Apple Inc. has not held any public services for Jobs, the company's visionary co-founder who died at age 56 on Oct. 5 after a long battle with pancreatic cancer.
In a way, the video may serve that purpose. It runs 81 minutes and gives a rare glimpse of a company in mourning, showing several executives and board members reminiscing about their time with Jobs and speaking about the indelible mark he left on the technology world.
Jobs was a tech visionary who started Apple in his parents' Silicon Valley garage with friend Steve Wozniak in 1976. Both men left the company in 1985, Jobs after a clash with then-CEO John Sculley.
Jobs returned as interim CEO in 1997 after Apple, then in financial dire straits, purchased a computer company he created called Next. He led the company through a remarkable upswing that included the launch of such popular products as the iPhone, iPad and iPod.
He battled pancreatic cancer in 2004 and underwent a liver transplant in 2009 after taking a leave of absence for unspecified health problems. He took another leave of absence in January - his third since his health problems began - and resigned in August, handing the CEO job over to his hand-picked successor, Cook. His death came a day after Apple Inc. announced its latest iPhone, the 4S.
In the service honoring his life, CEO Tim Cook kicks things off, addressing an overflowing crowd of hundreds of Apple employees both on the ground and peering off balconies of surrounding buildings. Also in the audience was Jobs' wife, Laurene Powell Jobs, wearing a black shirt and dark sunglasses.
Apple closed all of its retail stores for the service so its many employees at those locations could view the memorial live via a webcast as well.
Banners flanking buildings surrounding the amphitheater show images of Jobs, including one with a famous shot of the then young tech executive cradling the first Macintosh computer.
In his remarks, Cook said the past two weeks had been the saddest of his life.
"But I know Steve. Steve would have wanted this cloud to lift for Apple and our focus to return to the work that he loved so much," he said.
Cook also divulged some of the last advice Jobs gave him, which he said was "to never ask what he would do, just do what's right."
Jobs saw how The Walt Disney Co. became "paralyzed" after founder Walt Disney's death, with so many people spending time thinking about what Disney would want. "And he did not want this to occur at Apple," Cook said.
Following Cook was former Apple executive and current board member Bill Campbell.
"He loved Apple so much, probably only a shade less than he loved his family," he said.
Former Vice President and current Apple board member Al Gore took the stage as well. And Apple's senior vice president of design, Jonathan Ive, who worked closely with Jobs on products such as the iPod, iPhone and iPad, spoke too.

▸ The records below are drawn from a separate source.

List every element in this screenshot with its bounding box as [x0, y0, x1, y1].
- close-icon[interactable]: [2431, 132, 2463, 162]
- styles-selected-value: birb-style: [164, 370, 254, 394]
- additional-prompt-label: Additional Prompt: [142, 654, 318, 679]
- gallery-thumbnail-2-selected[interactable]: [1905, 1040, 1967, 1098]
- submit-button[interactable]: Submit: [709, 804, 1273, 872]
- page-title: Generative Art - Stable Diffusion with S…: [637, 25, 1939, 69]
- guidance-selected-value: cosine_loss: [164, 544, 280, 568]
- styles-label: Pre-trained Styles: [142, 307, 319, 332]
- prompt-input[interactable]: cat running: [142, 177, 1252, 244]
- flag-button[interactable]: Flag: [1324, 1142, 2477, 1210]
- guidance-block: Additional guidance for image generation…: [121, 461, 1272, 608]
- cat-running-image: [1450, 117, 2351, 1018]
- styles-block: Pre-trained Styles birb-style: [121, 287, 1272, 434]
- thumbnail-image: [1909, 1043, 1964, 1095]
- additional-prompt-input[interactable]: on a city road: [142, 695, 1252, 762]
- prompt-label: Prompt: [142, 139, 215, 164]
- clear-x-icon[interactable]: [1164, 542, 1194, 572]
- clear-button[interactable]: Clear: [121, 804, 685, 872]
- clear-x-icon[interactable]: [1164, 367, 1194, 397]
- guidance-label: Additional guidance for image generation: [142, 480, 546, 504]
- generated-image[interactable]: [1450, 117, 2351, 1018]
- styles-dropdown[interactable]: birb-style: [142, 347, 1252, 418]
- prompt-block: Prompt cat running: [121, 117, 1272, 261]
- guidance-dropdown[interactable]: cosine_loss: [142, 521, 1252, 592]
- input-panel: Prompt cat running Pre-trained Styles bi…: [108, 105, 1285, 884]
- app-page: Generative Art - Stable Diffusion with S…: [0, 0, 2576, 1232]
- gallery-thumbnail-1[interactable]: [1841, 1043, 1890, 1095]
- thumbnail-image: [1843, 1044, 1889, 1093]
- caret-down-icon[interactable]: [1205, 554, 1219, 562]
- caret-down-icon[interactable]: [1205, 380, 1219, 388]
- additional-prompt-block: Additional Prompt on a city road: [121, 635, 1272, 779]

Ive, who called Jobs his closest and most loyal friend, talked about Jobs' habit of bouncing ideas off him - some of which were "really dopey," but others which "took the air from the room and left us both completely silent."
Ive remembered Jobs as an intense listener who revered the creative process.
"You see, I think he better than anyone understood that while ideas ultimately can be so powerful, they begin as fragile, barely formed thoughts so easily missed, so easily compromised, so easily just squished," he said.
He also related a tale of how Jobs' desire for excellence went far beyond designing Apple's products, saying that when the two of them would travel Ive would go up to his room leave his bags packed by the door, and sit on his bed.
"I would wait for the inevitable phone call, `Hey Jony, this hotel sucks, let's go,'" he said.
The service also included performances by singer Norah Jones and the British band Coldplay.
The service followed a memorial at Stanford University on Oct. 16 for Jobs' friends and family. That service at Memorial Church reportedly brought out tech titans including Oracle chief Larry Ellison and Microsoft's Bill Gates, as well as politicians including Bill Clinton. U2 frontman Bono and Joan Baez reportedly performed.